Mary Keenan, a public health nurse in Co Kildare, said she knows a woman in her 80s with a handicapped daughter in her 50s, who had all their home-help hours removed. Ms Keenan said another patient of hers, a blind, insulin-dependent elderly man, had his home care reduced to 30 minutes a week.
She said patients were being “interrogated by HSE officials when being assessed for home care packages”.
“I mean interrogated about their lives, their finances, their homes, their relatives. Crying on the phone.”
INMO president, Claire Mahon, was quoted in the Irish Daily Mail (May 11) under a headline – Between rock and a hard place: there’s no escape hatch, Reilly tells nurses.

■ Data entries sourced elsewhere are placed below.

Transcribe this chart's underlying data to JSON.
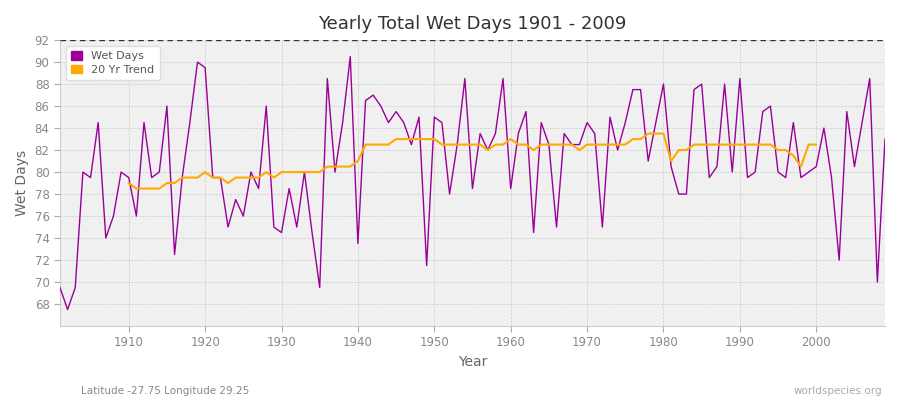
{
  "title": "Yearly Total Wet Days 1901 - 2009",
  "xlabel": "Year",
  "ylabel": "Wet Days",
  "xlim": [
    1901,
    2009
  ],
  "ylim": [
    66,
    92
  ],
  "yticks": [
    68,
    70,
    72,
    74,
    76,
    78,
    80,
    82,
    84,
    86,
    88,
    90,
    92
  ],
  "xticks": [
    1910,
    1920,
    1930,
    1940,
    1950,
    1960,
    1970,
    1980,
    1990,
    2000
  ],
  "fig_bg_color": "#ffffff",
  "plot_bg_color": "#f0f0f0",
  "wet_days_color": "#990099",
  "trend_color": "#ffaa00",
  "dotted_line_y": 92,
  "subtitle_left": "Latitude -27.75 Longitude 29.25",
  "subtitle_right": "worldspecies.org",
  "years": [
    1901,
    1902,
    1903,
    1904,
    1905,
    1906,
    1907,
    1908,
    1909,
    1910,
    1911,
    1912,
    1913,
    1914,
    1915,
    1916,
    1917,
    1918,
    1919,
    1920,
    1921,
    1922,
    1923,
    1924,
    1925,
    1926,
    1927,
    1928,
    1929,
    1930,
    1931,
    1932,
    1933,
    1934,
    1935,
    1936,
    1937,
    1938,
    1939,
    1940,
    1941,
    1942,
    1943,
    1944,
    1945,
    1946,
    1947,
    1948,
    1949,
    1950,
    1951,
    1952,
    1953,
    1954,
    1955,
    1956,
    1957,
    1958,
    1959,
    1960,
    1961,
    1962,
    1963,
    1964,
    1965,
    1966,
    1967,
    1968,
    1969,
    1970,
    1971,
    1972,
    1973,
    1974,
    1975,
    1976,
    1977,
    1978,
    1979,
    1980,
    1981,
    1982,
    1983,
    1984,
    1985,
    1986,
    1987,
    1988,
    1989,
    1990,
    1991,
    1992,
    1993,
    1994,
    1995,
    1996,
    1997,
    1998,
    1999,
    2000,
    2001,
    2002,
    2003,
    2004,
    2005,
    2006,
    2007,
    2008,
    2009
  ],
  "wet_days": [
    69.5,
    67.5,
    69.5,
    80.0,
    79.5,
    84.5,
    74.0,
    76.0,
    80.0,
    79.5,
    76.0,
    84.5,
    79.5,
    80.0,
    86.0,
    72.5,
    79.5,
    84.5,
    90.0,
    89.5,
    79.5,
    79.5,
    75.0,
    77.5,
    76.0,
    80.0,
    78.5,
    86.0,
    75.0,
    74.5,
    78.5,
    75.0,
    80.0,
    74.5,
    69.5,
    88.5,
    80.0,
    84.5,
    90.5,
    73.5,
    86.5,
    87.0,
    86.0,
    84.5,
    85.5,
    84.5,
    82.5,
    85.0,
    71.5,
    85.0,
    84.5,
    78.0,
    82.5,
    88.5,
    78.5,
    83.5,
    82.0,
    83.5,
    88.5,
    78.5,
    83.5,
    85.5,
    74.5,
    84.5,
    82.5,
    75.0,
    83.5,
    82.5,
    82.5,
    84.5,
    83.5,
    75.0,
    85.0,
    82.0,
    84.5,
    87.5,
    87.5,
    81.0,
    84.5,
    88.0,
    80.5,
    78.0,
    78.0,
    87.5,
    88.0,
    79.5,
    80.5,
    88.0,
    80.0,
    88.5,
    79.5,
    80.0,
    85.5,
    86.0,
    80.0,
    79.5,
    84.5,
    79.5,
    80.0,
    80.5,
    84.0,
    79.5,
    72.0,
    85.5,
    80.5,
    84.5,
    88.5,
    70.0,
    83.0
  ],
  "trend": [
    null,
    null,
    null,
    null,
    null,
    null,
    null,
    null,
    null,
    79.0,
    78.5,
    78.5,
    78.5,
    78.5,
    79.0,
    79.0,
    79.5,
    79.5,
    79.5,
    80.0,
    79.5,
    79.5,
    79.0,
    79.5,
    79.5,
    79.5,
    79.5,
    80.0,
    79.5,
    80.0,
    80.0,
    80.0,
    80.0,
    80.0,
    80.0,
    80.5,
    80.5,
    80.5,
    80.5,
    81.0,
    82.5,
    82.5,
    82.5,
    82.5,
    83.0,
    83.0,
    83.0,
    83.0,
    83.0,
    83.0,
    82.5,
    82.5,
    82.5,
    82.5,
    82.5,
    82.5,
    82.0,
    82.5,
    82.5,
    83.0,
    82.5,
    82.5,
    82.0,
    82.5,
    82.5,
    82.5,
    82.5,
    82.5,
    82.0,
    82.5,
    82.5,
    82.5,
    82.5,
    82.5,
    82.5,
    83.0,
    83.0,
    83.5,
    83.5,
    83.5,
    81.0,
    82.0,
    82.0,
    82.5,
    82.5,
    82.5,
    82.5,
    82.5,
    82.5,
    82.5,
    82.5,
    82.5,
    82.5,
    82.5,
    82.0,
    82.0,
    81.5,
    80.5,
    82.5,
    82.5,
    null,
    null,
    null,
    null,
    null,
    null,
    null,
    null,
    null
  ]
}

She said she had “grave concerns on patient care” and that lack of staffing at the frontline were dominating factors.
She said to the Minister: “I would like you to remember that all of us in this room including you have the safe care of every patient and citizen in this country in our hands.”
The Donegal News Derry People (May 13) reported on the Minister’s address to conference under a headline – Silence and Minister gets in trouble ‘at the day job’ – Minister apologises to nurse as delegates go silent.
“Nurses and midwives gave Health Minister James Reilly the ‘silent treatment’ when he arrived to address their annual conference in Letterkenny on Friday. However, he then caused a storm as he told one nurse who began to sing ‘Enough is Enough’ in protest at pay cuts and cutbacks in the health service to ‘stick to the day job’… she subsequently met Minister Reilly in private, where he apologised to her and said he did not mean to cause her any offence… Mrs Aderemi, a mother of three from Saggart in Dublin, said she had accepted his apology.”
“There was a small amount of heckling to parts of the Minister’s speech but delegates did clap unanimously when he announced the establishment of a new post of Chief Nursing officer at the Department of Health. Minister Reilly said the new post would give a ‘clear voice’ at the heart of the decision making process to nurses and midwives.”